A l’occasion de la commémoration de la mort de Bourguiba, force est de reconnaitre son empreinte indélébile et son rôle déterminant dans l’édification d’une société instruite, tolérante et moderne.
Il a fait du respect des droits de l’homme et des droits de la femme les fondamentaux pour bâtir la première république et de la santé et de l’éducation pour tous des vecteurs de développement pendant son règne illuminé et controversé.
La santé pour tous, l’école obligatoire et la législation émancipatrice de la femme, eu égard à la situation des autres pays musulmans à la même époque, ont été très en avance et ont marqué à jamais la sagesse d’un homme qui a voué sa vie à son pays et à son peuple malgré un égo exacerbé et des dérives d’autoritarisme.
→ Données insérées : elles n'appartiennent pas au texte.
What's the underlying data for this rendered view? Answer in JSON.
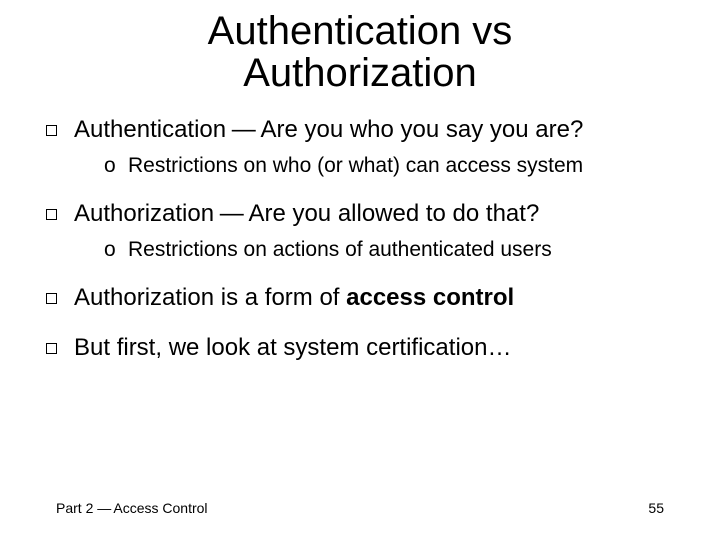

Dans sa volonté de concilier développement et valeurs traditionnelles et considérant que l’Islam n’est en point contradictoire avec la modernité, Bourguiba, en visionnaire et précurseur, avait fortement misé sur l’éducation, la santé et l’émancipation des femmes au point d’en faire les vecteurs et les leitmotivs pour une société moderne et avancée.
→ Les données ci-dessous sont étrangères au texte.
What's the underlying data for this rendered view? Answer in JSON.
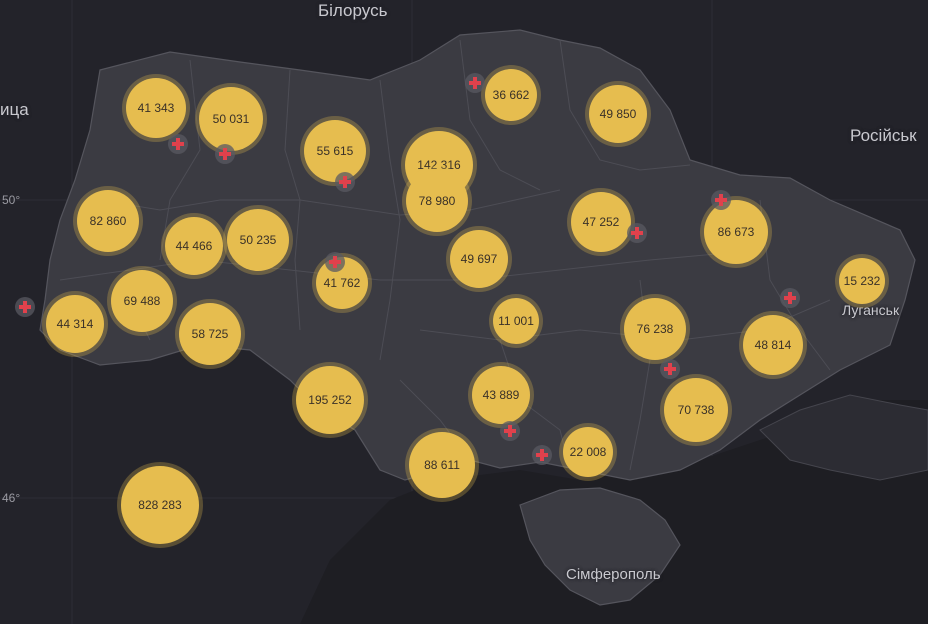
{
  "place_labels": {
    "belarus": "Білорусь",
    "russia_partial": "Російськ",
    "left_partial": "ица",
    "luhansk": "Луганськ",
    "simferopol": "Сімферополь"
  },
  "coordinates": {
    "lat_50": "50°",
    "lat_46": "46°"
  },
  "colors": {
    "background": "#23232a",
    "land": "#3a3a41",
    "sea": "#1f1f24",
    "bubble": "#e6bd4f",
    "bubble_text": "#3a3128",
    "cross": "#e0414c"
  },
  "icons": {
    "marker": "medical-cross-icon"
  },
  "bubbles": [
    {
      "label": "41 343"
    },
    {
      "label": "50 031"
    },
    {
      "label": "55 615"
    },
    {
      "label": "142 316"
    },
    {
      "label": "36 662"
    },
    {
      "label": "49 850"
    },
    {
      "label": "78 980"
    },
    {
      "label": "82 860"
    },
    {
      "label": "44 466"
    },
    {
      "label": "50 235"
    },
    {
      "label": "47 252"
    },
    {
      "label": "86 673"
    },
    {
      "label": "41 762"
    },
    {
      "label": "49 697"
    },
    {
      "label": "15 232"
    },
    {
      "label": "44 314"
    },
    {
      "label": "69 488"
    },
    {
      "label": "58 725"
    },
    {
      "label": "11 001"
    },
    {
      "label": "76 238"
    },
    {
      "label": "48 814"
    },
    {
      "label": "195 252"
    },
    {
      "label": "43 889"
    },
    {
      "label": "70 738"
    },
    {
      "label": "88 611"
    },
    {
      "label": "22 008"
    },
    {
      "label": "828 283"
    }
  ]
}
Avec la généralisation des écoles, un meilleur accès à l’université et la professionnalisation des femmes, l’ascenseur social a profondément modifié la structure de la société tunisienne qui est devenue plus urbanisée, plus épanouie, plus ouverte et plus moderne tout en restant attachée à ses traditions et à ses valeurs religieuses.
Les indéniables progrès économiques réalisés, le rayonnement de la Tunisie sur le plan international, le niveau d’instruction des tunisiennes et tunisiens, la notion d’Etat des hommes de son époque et l’homogénéité du tissu social restent les acquis d’une Tunisie qui, grâce à la vision et au génie d’un homme, a dépassé avec brio ses contradictions et ses paradoxes entre traditions et coutumes d’un coté et modernité et éducation de l’autre.
La résurrection du Bourguibisme n’est pas pour un honorer un homme mais pour honorer une pensée, une trajectoire, un schéma et une philosophie ou sont associés les valeurs du savoir, du mérite, le droit à l’éducation, le droit à la santé, le droit au bien être et le droit à la prospérité pour tous sans distinction de sexes, ni de régions, ni d’âge.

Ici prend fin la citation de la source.